If a reported misconfiguration is not valid, you can ignore it. When you ignore the misconfiguration, ARMO Cloud does not consider it a violation.

Risk Acceptance for Compliance

  1. In the table of Controls, click the highlighted hyperlink for one of the failed controls
  2. On the page of the failed resources, click the ignore button for one of the failed resources
  3. On the Ignore rule dialog, type the reason you want to ignore that violation, and click Save
  4. You should see a confirmation message at the top of the screen, indicating the resource was ignored successfully, and the state of the button changed to Unignore.

ℹ️

Future scans will treat Ignored resources as passed resourced, and as a result, the Compliance score will increase.

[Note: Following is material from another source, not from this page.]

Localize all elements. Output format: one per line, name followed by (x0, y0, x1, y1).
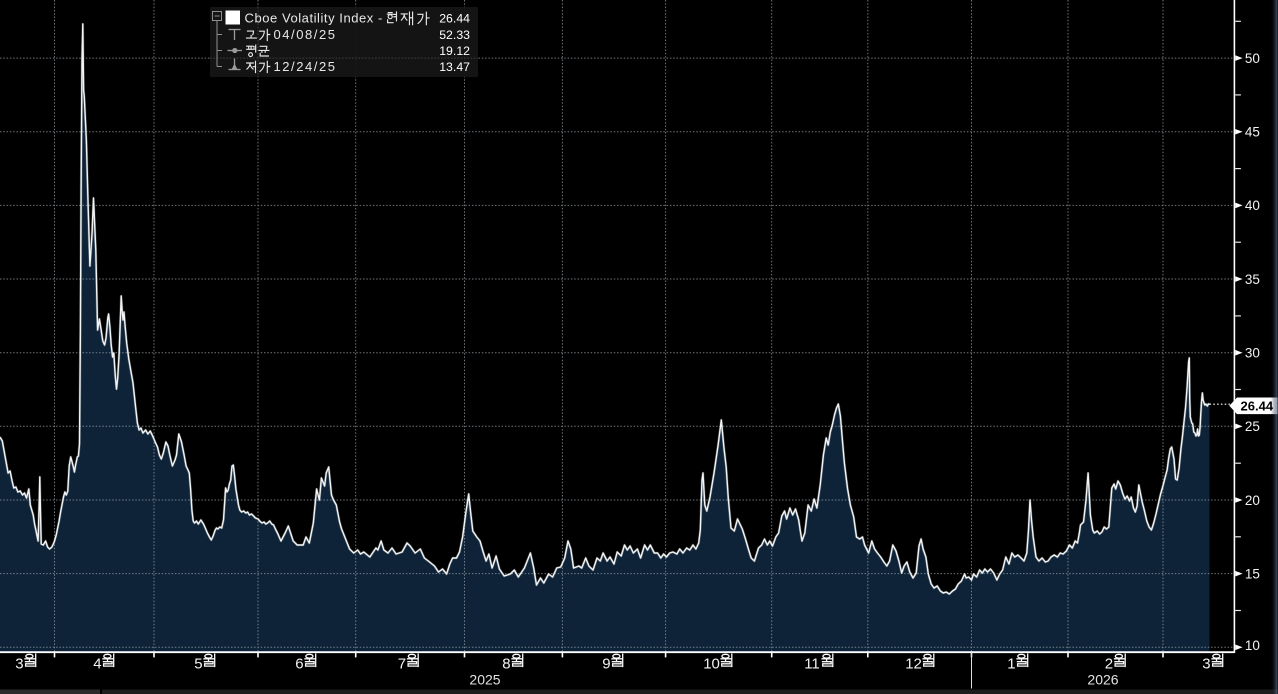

When setting an expiration date, the resource is ignored until the ignore period expires.

Revoke an accepted risk

  1. Click on the Unignore button for a resource that was previously ignored
  2. Click on the trash button
  3. Confirm the deletion of the Ignore rule
  4. You should see a confirmation message at the top of the screen, indicating the Ignore rule deleted successfully, and the state of the button changed back to Ignore.